First Loves

Richard Wilbur: First Loves

There was no road-to-Damascus moment of childhood or adolescence at which poetry suddenly claimed me, but I took solid pleasure, as soon as I encountered them, in Stevenson's poems for children, and Lewis Carroll's brainy nonsense, and the lyric capabilities of Twain's colloquial prose. There was in my parents' house an anthology called Poems of American Patriotism, and I think that such splendid public poems as Whittier's "Barbara Frietchie" so conditioned me that I would never be able to associate poetry with, for instance, breathy personal confidences in free verse. As soon as I could write, I wrote poems from time to time, and I believe that my first experience of an audience came in fifth grade, when Miss Harrison, reading aloud to the class a poem I had written about Columbus, could not help laughing when she came to my phrase, "over the bilious waves."

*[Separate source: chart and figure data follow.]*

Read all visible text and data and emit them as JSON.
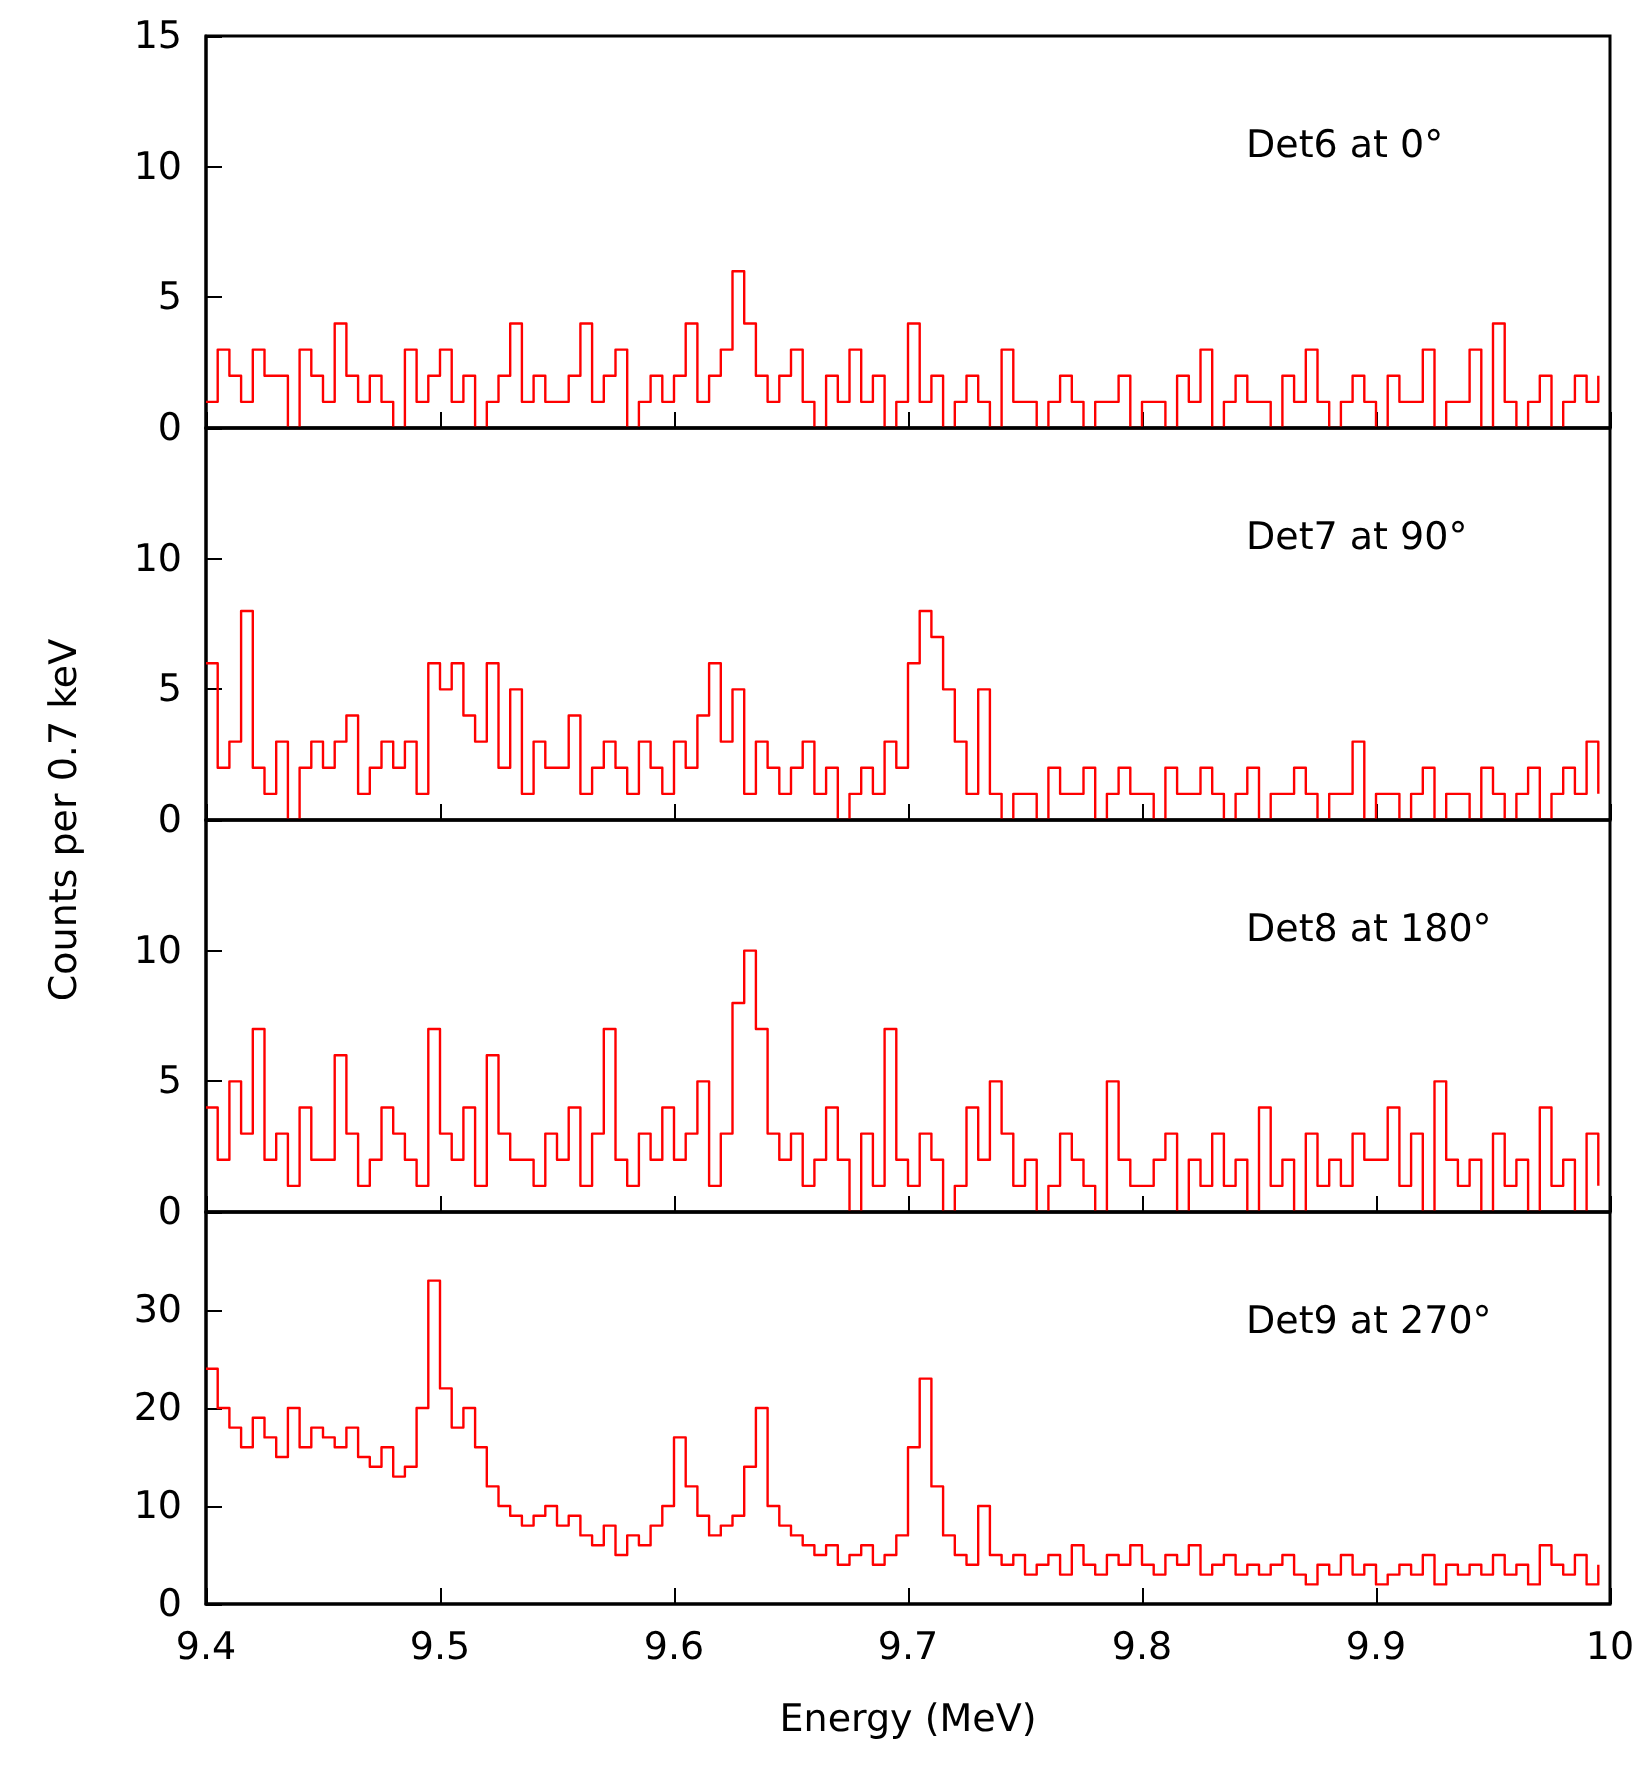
{
  "chart_data": [
    {
      "type": "step",
      "annotations": [
        "Det6 at 0°"
      ],
      "xlim": [
        9.4,
        10
      ],
      "xticks": [
        9.4,
        9.5,
        9.6,
        9.7,
        9.8,
        9.9,
        10
      ],
      "ylim": [
        0,
        15
      ],
      "yticks": [
        0,
        5,
        10,
        15
      ],
      "tick_labels": "y",
      "x": [
        9.4,
        9.405,
        9.41,
        9.415,
        9.42,
        9.425,
        9.43,
        9.435,
        9.44,
        9.445,
        9.45,
        9.455,
        9.46,
        9.465,
        9.47,
        9.475,
        9.48,
        9.485,
        9.49,
        9.495,
        9.5,
        9.505,
        9.51,
        9.515,
        9.52,
        9.525,
        9.53,
        9.535,
        9.54,
        9.545,
        9.55,
        9.555,
        9.56,
        9.565,
        9.57,
        9.575,
        9.58,
        9.585,
        9.59,
        9.595,
        9.6,
        9.605,
        9.61,
        9.615,
        9.62,
        9.625,
        9.63,
        9.635,
        9.64,
        9.645,
        9.65,
        9.655,
        9.66,
        9.665,
        9.67,
        9.675,
        9.68,
        9.685,
        9.69,
        9.695,
        9.7,
        9.705,
        9.71,
        9.715,
        9.72,
        9.725,
        9.73,
        9.735,
        9.74,
        9.745,
        9.75,
        9.755,
        9.76,
        9.765,
        9.77,
        9.775,
        9.78,
        9.785,
        9.79,
        9.795,
        9.8,
        9.805,
        9.81,
        9.815,
        9.82,
        9.825,
        9.83,
        9.835,
        9.84,
        9.845,
        9.85,
        9.855,
        9.86,
        9.865,
        9.87,
        9.875,
        9.88,
        9.885,
        9.89,
        9.895,
        9.9,
        9.905,
        9.91,
        9.915,
        9.92,
        9.925,
        9.93,
        9.935,
        9.94,
        9.945,
        9.95,
        9.955,
        9.96,
        9.965,
        9.97,
        9.975,
        9.98,
        9.985,
        9.99,
        9.995
      ],
      "series": [
        {
          "color": "#ff0000",
          "values": [
            1,
            3,
            2,
            1,
            3,
            2,
            2,
            0,
            3,
            2,
            1,
            4,
            2,
            1,
            2,
            1,
            0,
            3,
            1,
            2,
            3,
            1,
            2,
            0,
            1,
            2,
            4,
            1,
            2,
            1,
            1,
            2,
            4,
            1,
            2,
            3,
            0,
            1,
            2,
            1,
            2,
            4,
            1,
            2,
            3,
            6,
            4,
            2,
            1,
            2,
            3,
            1,
            0,
            2,
            1,
            3,
            1,
            2,
            0,
            1,
            4,
            1,
            2,
            0,
            1,
            2,
            1,
            0,
            3,
            1,
            1,
            0,
            1,
            2,
            1,
            0,
            1,
            1,
            2,
            0,
            1,
            1,
            0,
            2,
            1,
            3,
            0,
            1,
            2,
            1,
            1,
            0,
            2,
            1,
            3,
            1,
            0,
            1,
            2,
            1,
            0,
            2,
            1,
            1,
            3,
            0,
            1,
            1,
            3,
            0,
            4,
            1,
            0,
            1,
            2,
            0,
            1,
            2,
            1,
            2
          ]
        }
      ]
    },
    {
      "type": "step",
      "annotations": [
        "Det7 at 90°"
      ],
      "ylabel": "Counts per 0.7 keV",
      "xlim": [
        9.4,
        10
      ],
      "xticks": [
        9.4,
        9.5,
        9.6,
        9.7,
        9.8,
        9.9,
        10
      ],
      "ylim": [
        0,
        15
      ],
      "yticks": [
        0,
        5,
        10
      ],
      "tick_labels": "y",
      "x": [
        9.4,
        9.405,
        9.41,
        9.415,
        9.42,
        9.425,
        9.43,
        9.435,
        9.44,
        9.445,
        9.45,
        9.455,
        9.46,
        9.465,
        9.47,
        9.475,
        9.48,
        9.485,
        9.49,
        9.495,
        9.5,
        9.505,
        9.51,
        9.515,
        9.52,
        9.525,
        9.53,
        9.535,
        9.54,
        9.545,
        9.55,
        9.555,
        9.56,
        9.565,
        9.57,
        9.575,
        9.58,
        9.585,
        9.59,
        9.595,
        9.6,
        9.605,
        9.61,
        9.615,
        9.62,
        9.625,
        9.63,
        9.635,
        9.64,
        9.645,
        9.65,
        9.655,
        9.66,
        9.665,
        9.67,
        9.675,
        9.68,
        9.685,
        9.69,
        9.695,
        9.7,
        9.705,
        9.71,
        9.715,
        9.72,
        9.725,
        9.73,
        9.735,
        9.74,
        9.745,
        9.75,
        9.755,
        9.76,
        9.765,
        9.77,
        9.775,
        9.78,
        9.785,
        9.79,
        9.795,
        9.8,
        9.805,
        9.81,
        9.815,
        9.82,
        9.825,
        9.83,
        9.835,
        9.84,
        9.845,
        9.85,
        9.855,
        9.86,
        9.865,
        9.87,
        9.875,
        9.88,
        9.885,
        9.89,
        9.895,
        9.9,
        9.905,
        9.91,
        9.915,
        9.92,
        9.925,
        9.93,
        9.935,
        9.94,
        9.945,
        9.95,
        9.955,
        9.96,
        9.965,
        9.97,
        9.975,
        9.98,
        9.985,
        9.99,
        9.995
      ],
      "series": [
        {
          "color": "#ff0000",
          "values": [
            6,
            2,
            3,
            8,
            2,
            1,
            3,
            0,
            2,
            3,
            2,
            3,
            4,
            1,
            2,
            3,
            2,
            3,
            1,
            6,
            5,
            6,
            4,
            3,
            6,
            2,
            5,
            1,
            3,
            2,
            2,
            4,
            1,
            2,
            3,
            2,
            1,
            3,
            2,
            1,
            3,
            2,
            4,
            6,
            3,
            5,
            1,
            3,
            2,
            1,
            2,
            3,
            1,
            2,
            0,
            1,
            2,
            1,
            3,
            2,
            6,
            8,
            7,
            5,
            3,
            1,
            5,
            1,
            0,
            1,
            1,
            0,
            2,
            1,
            1,
            2,
            0,
            1,
            2,
            1,
            1,
            0,
            2,
            1,
            1,
            2,
            1,
            0,
            1,
            2,
            0,
            1,
            1,
            2,
            1,
            0,
            1,
            1,
            3,
            0,
            1,
            1,
            0,
            1,
            2,
            0,
            1,
            1,
            0,
            2,
            1,
            0,
            1,
            2,
            0,
            1,
            2,
            1,
            3,
            1
          ]
        }
      ]
    },
    {
      "type": "step",
      "annotations": [
        "Det8 at 180°"
      ],
      "xlim": [
        9.4,
        10
      ],
      "xticks": [
        9.4,
        9.5,
        9.6,
        9.7,
        9.8,
        9.9,
        10
      ],
      "ylim": [
        0,
        15
      ],
      "yticks": [
        0,
        5,
        10
      ],
      "tick_labels": "y",
      "x": [
        9.4,
        9.405,
        9.41,
        9.415,
        9.42,
        9.425,
        9.43,
        9.435,
        9.44,
        9.445,
        9.45,
        9.455,
        9.46,
        9.465,
        9.47,
        9.475,
        9.48,
        9.485,
        9.49,
        9.495,
        9.5,
        9.505,
        9.51,
        9.515,
        9.52,
        9.525,
        9.53,
        9.535,
        9.54,
        9.545,
        9.55,
        9.555,
        9.56,
        9.565,
        9.57,
        9.575,
        9.58,
        9.585,
        9.59,
        9.595,
        9.6,
        9.605,
        9.61,
        9.615,
        9.62,
        9.625,
        9.63,
        9.635,
        9.64,
        9.645,
        9.65,
        9.655,
        9.66,
        9.665,
        9.67,
        9.675,
        9.68,
        9.685,
        9.69,
        9.695,
        9.7,
        9.705,
        9.71,
        9.715,
        9.72,
        9.725,
        9.73,
        9.735,
        9.74,
        9.745,
        9.75,
        9.755,
        9.76,
        9.765,
        9.77,
        9.775,
        9.78,
        9.785,
        9.79,
        9.795,
        9.8,
        9.805,
        9.81,
        9.815,
        9.82,
        9.825,
        9.83,
        9.835,
        9.84,
        9.845,
        9.85,
        9.855,
        9.86,
        9.865,
        9.87,
        9.875,
        9.88,
        9.885,
        9.89,
        9.895,
        9.9,
        9.905,
        9.91,
        9.915,
        9.92,
        9.925,
        9.93,
        9.935,
        9.94,
        9.945,
        9.95,
        9.955,
        9.96,
        9.965,
        9.97,
        9.975,
        9.98,
        9.985,
        9.99,
        9.995
      ],
      "series": [
        {
          "color": "#ff0000",
          "values": [
            4,
            2,
            5,
            3,
            7,
            2,
            3,
            1,
            4,
            2,
            2,
            6,
            3,
            1,
            2,
            4,
            3,
            2,
            1,
            7,
            3,
            2,
            4,
            1,
            6,
            3,
            2,
            2,
            1,
            3,
            2,
            4,
            1,
            3,
            7,
            2,
            1,
            3,
            2,
            4,
            2,
            3,
            5,
            1,
            3,
            8,
            10,
            7,
            3,
            2,
            3,
            1,
            2,
            4,
            2,
            0,
            3,
            1,
            7,
            2,
            1,
            3,
            2,
            0,
            1,
            4,
            2,
            5,
            3,
            1,
            2,
            0,
            1,
            3,
            2,
            1,
            0,
            5,
            2,
            1,
            1,
            2,
            3,
            0,
            2,
            1,
            3,
            1,
            2,
            0,
            4,
            1,
            2,
            0,
            3,
            1,
            2,
            1,
            3,
            2,
            2,
            4,
            1,
            3,
            0,
            5,
            2,
            1,
            2,
            0,
            3,
            1,
            2,
            0,
            4,
            1,
            2,
            0,
            3,
            1
          ]
        }
      ]
    },
    {
      "type": "step",
      "annotations": [
        "Det9 at 270°"
      ],
      "xlabel": "Energy (MeV)",
      "xlim": [
        9.4,
        10
      ],
      "xticks": [
        9.4,
        9.5,
        9.6,
        9.7,
        9.8,
        9.9,
        10
      ],
      "ylim": [
        0,
        40
      ],
      "yticks": [
        0,
        10,
        20,
        30
      ],
      "x": [
        9.4,
        9.405,
        9.41,
        9.415,
        9.42,
        9.425,
        9.43,
        9.435,
        9.44,
        9.445,
        9.45,
        9.455,
        9.46,
        9.465,
        9.47,
        9.475,
        9.48,
        9.485,
        9.49,
        9.495,
        9.5,
        9.505,
        9.51,
        9.515,
        9.52,
        9.525,
        9.53,
        9.535,
        9.54,
        9.545,
        9.55,
        9.555,
        9.56,
        9.565,
        9.57,
        9.575,
        9.58,
        9.585,
        9.59,
        9.595,
        9.6,
        9.605,
        9.61,
        9.615,
        9.62,
        9.625,
        9.63,
        9.635,
        9.64,
        9.645,
        9.65,
        9.655,
        9.66,
        9.665,
        9.67,
        9.675,
        9.68,
        9.685,
        9.69,
        9.695,
        9.7,
        9.705,
        9.71,
        9.715,
        9.72,
        9.725,
        9.73,
        9.735,
        9.74,
        9.745,
        9.75,
        9.755,
        9.76,
        9.765,
        9.77,
        9.775,
        9.78,
        9.785,
        9.79,
        9.795,
        9.8,
        9.805,
        9.81,
        9.815,
        9.82,
        9.825,
        9.83,
        9.835,
        9.84,
        9.845,
        9.85,
        9.855,
        9.86,
        9.865,
        9.87,
        9.875,
        9.88,
        9.885,
        9.89,
        9.895,
        9.9,
        9.905,
        9.91,
        9.915,
        9.92,
        9.925,
        9.93,
        9.935,
        9.94,
        9.945,
        9.95,
        9.955,
        9.96,
        9.965,
        9.97,
        9.975,
        9.98,
        9.985,
        9.99,
        9.995
      ],
      "series": [
        {
          "color": "#ff0000",
          "values": [
            24,
            20,
            18,
            16,
            19,
            17,
            15,
            20,
            16,
            18,
            17,
            16,
            18,
            15,
            14,
            16,
            13,
            14,
            20,
            33,
            22,
            18,
            20,
            16,
            12,
            10,
            9,
            8,
            9,
            10,
            8,
            9,
            7,
            6,
            8,
            5,
            7,
            6,
            8,
            10,
            17,
            12,
            9,
            7,
            8,
            9,
            14,
            20,
            10,
            8,
            7,
            6,
            5,
            6,
            4,
            5,
            6,
            4,
            5,
            7,
            16,
            23,
            12,
            7,
            5,
            4,
            10,
            5,
            4,
            5,
            3,
            4,
            5,
            3,
            6,
            4,
            3,
            5,
            4,
            6,
            4,
            3,
            5,
            4,
            6,
            3,
            4,
            5,
            3,
            4,
            3,
            4,
            5,
            3,
            2,
            4,
            3,
            5,
            3,
            4,
            2,
            3,
            4,
            3,
            5,
            2,
            4,
            3,
            4,
            3,
            5,
            3,
            4,
            2,
            6,
            4,
            3,
            5,
            2,
            4
          ]
        }
      ]
    }
  ]
}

During my high-school years, I was drawn in all directions. I played the guitar and sang blues songs, and the ballad of Joe Hill, and all the verses of Frankie and Albert. Every aspect of journalism attracted me, and Mencken was one of my heroes. Dada and Surrealism delighted me then as now. As a cartoonist, I thought I might become another Herriman, or William Cotton, or Fitzpatrick. Amidst all these gravitations—and I was soon to get the further notion, at Amherst, of becoming a critic and scholar—I read poetry and sometimes wrote it. I had Frost's Selected, and volumes of Eliot and Joyce, and when I was sixteen my grandmother gave me, by request, Hart Crane's Collected Poems. In college, I met up with Milton and much else.

But it was World War II, and my two years' service abroad as a signalman in the 36th Infantry Division, which simplified me. Poetry is the universal art of soldiers, because it can be done in foxholes and in the head. During my time overseas, every issue of Stars & Stripes contained a "Puptent Poets" column which drew on the better or worse inspirations of thousands of G.I.s. I carried in my musette bag, at one time or another, Tennyson, Hopkins, Poe, and some poetry pamphlets from New Directions. I found also that I carried a slew of poems in my memory, and that they spoke out more powerfully now, giving shape and an utterable sense to the world. Amidst those voices I began to hear my own.